Беглец задумался и молчал.
— Тык-мык — и перед вами стала бы дилемма: или возвращаться в советскую жизнь, то есть в лагерь, или рвать с советской жизнью навсегда и окончательно и попросить Пашку ввести вас в шалман. Вы стали бы врагом всего того, что есть у нас большого и хорошего. А от уголовщины до контрреволюции — один шаг. Ведь Пашка — это профашист, как все уголовники, выключившиеся из советской жизни. Сегодня Пашка только мечтает об «Америке», а завтра — если подвернется возможность! — попытается воплотить свои мечты в жизнь. Это неизбежно: профашист — только личинка вредителя и врага, фашист — другая стадия развития, более высокая, — это уже сам вредитель и враг. Разве это непонятно? Я был Пашкой, по крайней мере, в теории. Это третье превращение: тело без головы, зверь! И как — теперь это смешно! — в своем больном сознании я вас, запутавшегося интеллигента, принимал за Пашку Гурина и сам хотел подражать вам и ему! Позор мне! Позор!
— Значит, выходит: через свободу к фашизму? А если бы я умер в тундре? Я бы умер свободным!
— Чепуха. Пашка развитее вас, Владимир Александрович! Он хорошо сказал: «Свобода нужна только живым, а мертвым зачем она?» Но это не все, это не совсем ясная формулировка, и Пашка ее развил дальше: «Я ушел к людям». Вот здесь и зарыта собака! Свобода — понятие социальное, вне человеческого общества ее не существует. Робинзон на необитаемом острове жил один, и свободным его назвать было нельзя. Понятие свободы и несвободы возникло только тогда, когда появился Пятница. В тундре вы умерли бы недоделанным фрайером, по терминологии Пашки, на Лене вы стали бы подлецом.
— Значит…
— Значит, надо было добровольно вернуться и найти в лагере свое маленькое, но очень ценное счастье.
— В миске баланды? Хе-хе…
— В строительстве завода и города! Не брыкайтесь, Владимир Александрович, не представляйтесь худшим, чем вы есть на самом деле. Конец вашего рассказа венчает его и вас: перед тем как окончательно потерять сознание, жизнь вырвала у вас признание ошибочности вашего поступка. Это залог будущего — вы не потерянный человек!
Беглец сидел молча, низко опустив голову. Все молчали, и каждый по-своему искал ответа: вопрос оказался мучительно близким каждому из слушателей.
— Это пустые слова, — сказал вдруг Владимир Александрович, поднял голову и посмотрел мне прямо в глаза. — Я говорю о счастье в лагере.
— Пустые для того, кто потерял в себе свою советскую сущность или вовсе не имел ее.
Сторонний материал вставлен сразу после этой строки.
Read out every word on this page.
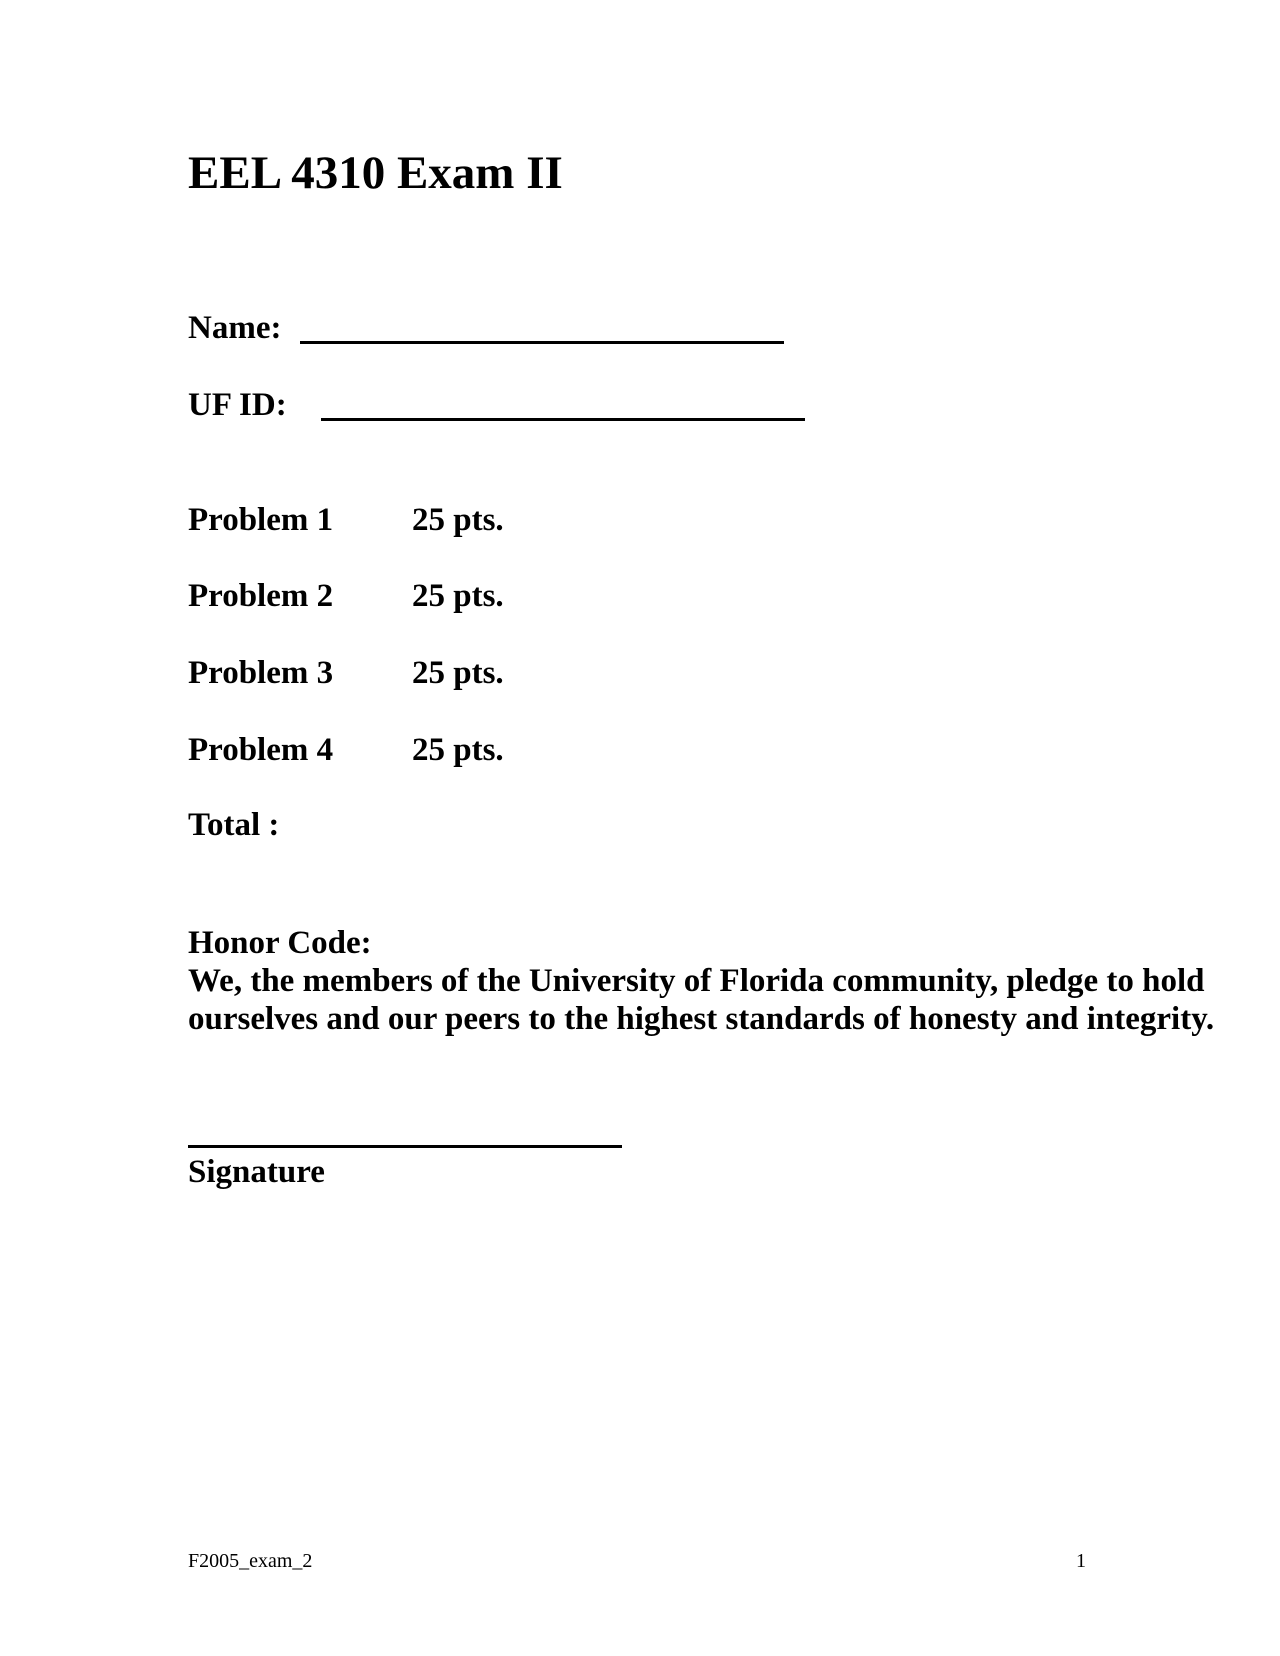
EEL 4310 Exam II
Name:
UF ID:
Problem 1 25 pts.
Problem 2 25 pts.
Problem 3 25 pts.
Problem 4 25 pts.
Total :
Honor Code:
We, the members of the University of Florida community, pledge to hold ourselves and our peers to the highest standards of honesty and integrity.
Signature
F2005_exam_2	1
Я вначале тоже думал о «крушении миросозерцания»! Но у меня оказалось только крушение чудесной, упоительной работы, а миросозерцание осталось: только сначала я растерялся, потом обессилел, не мог работать. А труд — это главное: он — для страны! Поняли — не для начальства, а для страны! Кто этого не понимает, тот трудится в лагере как раб. А начнет работать добровольно, по зову сердца, станет свободным творцом… Теперь я работаю и счастлив! Да, внимайте и дивитесь: я счастлив!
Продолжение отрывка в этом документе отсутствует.